Lea Porsager · ...and snEzEE · Simian

Solo exhibition

Lea Porsager’s solo exhibition …and snEzEE at Simian in Copenhagen, Denmark, is on view through September 13, 2026.

 


 

Lea Porsager’s exhibition …and snEEzE unfolds as a speculative environment of optical diffractions, polarized ice cores, and repellent materials. Drawing on quantum physics, tantric technologies, and feminist thought, the works inhabit different collapsing time-scales: Glacial time, space-time, and psychic time.

 

At the core of the exhibition is a parody of Goethe’s Faust, staged in Copenhagen in 1932 during the formative years of the Niels Bohr Institute. In the play, the physicist Wolfgang Pauli appeared as the trickster Mephistopheles. An archival caricature from the play, punctured with two holes, allows visitors to peer into a cold, enclosed chamber. Inside, a film work of a polarized ice core appears. Unfolding over exactly 85 seconds, the work references the so-called Doomsday Clock, which in 2026 stands at 85 seconds to midnight, symbolizing the closest humanity has come to a human-made global catastrophe.

 

Shaped by Simian’s subterranean architecture, …and snEEzE takes the gallery’s cold, bunker-like atmosphere as its point of departure.

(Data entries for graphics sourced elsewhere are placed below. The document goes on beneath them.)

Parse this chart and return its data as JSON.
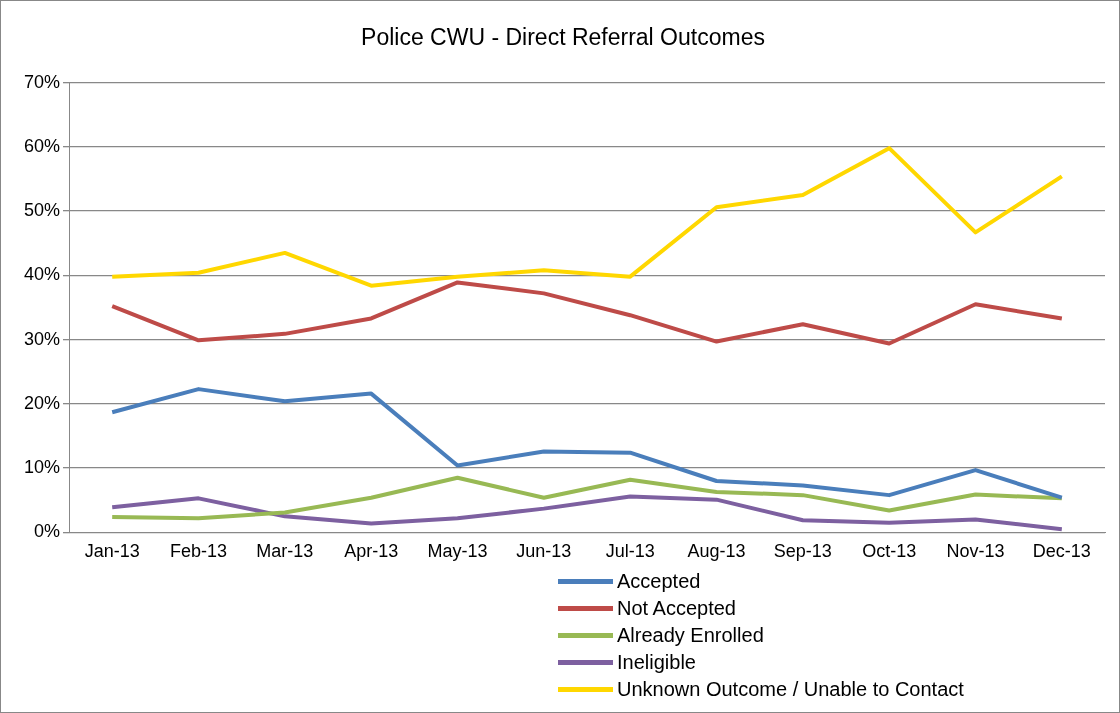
{
  "chart_data": {
    "type": "line",
    "title": "Police CWU - Direct Referral Outcomes",
    "categories": [
      "Jan-13",
      "Feb-13",
      "Mar-13",
      "Apr-13",
      "May-13",
      "Jun-13",
      "Jul-13",
      "Aug-13",
      "Sep-13",
      "Oct-13",
      "Nov-13",
      "Dec-13"
    ],
    "series": [
      {
        "name": "Accepted",
        "color": "#4a7ebb",
        "values": [
          18.7,
          22.3,
          20.4,
          21.6,
          10.4,
          12.6,
          12.4,
          8.0,
          7.3,
          5.8,
          9.7,
          5.4
        ]
      },
      {
        "name": "Not Accepted",
        "color": "#be4b48",
        "values": [
          35.2,
          29.9,
          30.9,
          33.3,
          38.9,
          37.2,
          33.8,
          29.7,
          32.4,
          29.4,
          35.5,
          33.3
        ]
      },
      {
        "name": "Already Enrolled",
        "color": "#98b954",
        "values": [
          2.4,
          2.2,
          3.1,
          5.4,
          8.5,
          5.4,
          8.2,
          6.3,
          5.8,
          3.4,
          5.9,
          5.3
        ]
      },
      {
        "name": "Ineligible",
        "color": "#7d60a0",
        "values": [
          3.9,
          5.3,
          2.5,
          1.4,
          2.2,
          3.7,
          5.6,
          5.1,
          1.9,
          1.5,
          2.0,
          0.5
        ]
      },
      {
        "name": "Unknown Outcome / Unable to Contact",
        "color": "#ffd700",
        "values": [
          39.8,
          40.4,
          43.5,
          38.4,
          39.8,
          40.8,
          39.8,
          50.6,
          52.5,
          59.8,
          46.7,
          55.4
        ]
      }
    ],
    "ylim": [
      0,
      70
    ],
    "yticks": [
      {
        "value": 0,
        "label": "0%"
      },
      {
        "value": 10,
        "label": "10%"
      },
      {
        "value": 20,
        "label": "20%"
      },
      {
        "value": 30,
        "label": "30%"
      },
      {
        "value": 40,
        "label": "40%"
      },
      {
        "value": 50,
        "label": "50%"
      },
      {
        "value": 60,
        "label": "60%"
      },
      {
        "value": 70,
        "label": "70%"
      }
    ],
    "grid": "y",
    "legend": "bottom",
    "marker": "none",
    "line_style": "solid"
  }
}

Throughout the exhibition, references to theoretical physics appear displaced and transformed, generating an atmosphere where scientific imaginaries and psychic states collapse into one another. Developed through research at the Niels Bohr Institute’s ice-core archive, the exhibition brings together polarized ice, vacant beds, chakra mills, and untethered thought-forms. Scientific material transmutes into an anarchic wasteland reigned by fractured time, dulled senses and catatonic anxiety.

 

Lea Porsager (1981) holds a PhD from Malmö Art Academy/ Lunds University (2021), followed by Mads Øvlisen Postdoc Fellowship (2023-25). Her exhibitions include Kunsthal Charlottenborg, Copenhagen; Moderna Museet, Stockholm; Henie Onstad, Oslo; dOCUMENTA (13), Kassel; and the 14th Istanbul Biennial. She was awarded the Carl Nielsen and Anne Marie Carl-Nielsen Scholarship in 2014. Her large-scale earthwork and memorial Gravitational Ripples was inaugurated in Stockholm in 2018.

 

The exhibition is supported by Fake Foundation, and presented in collaboration with Yonder, Art · Science, at the Niels Bohr Institute.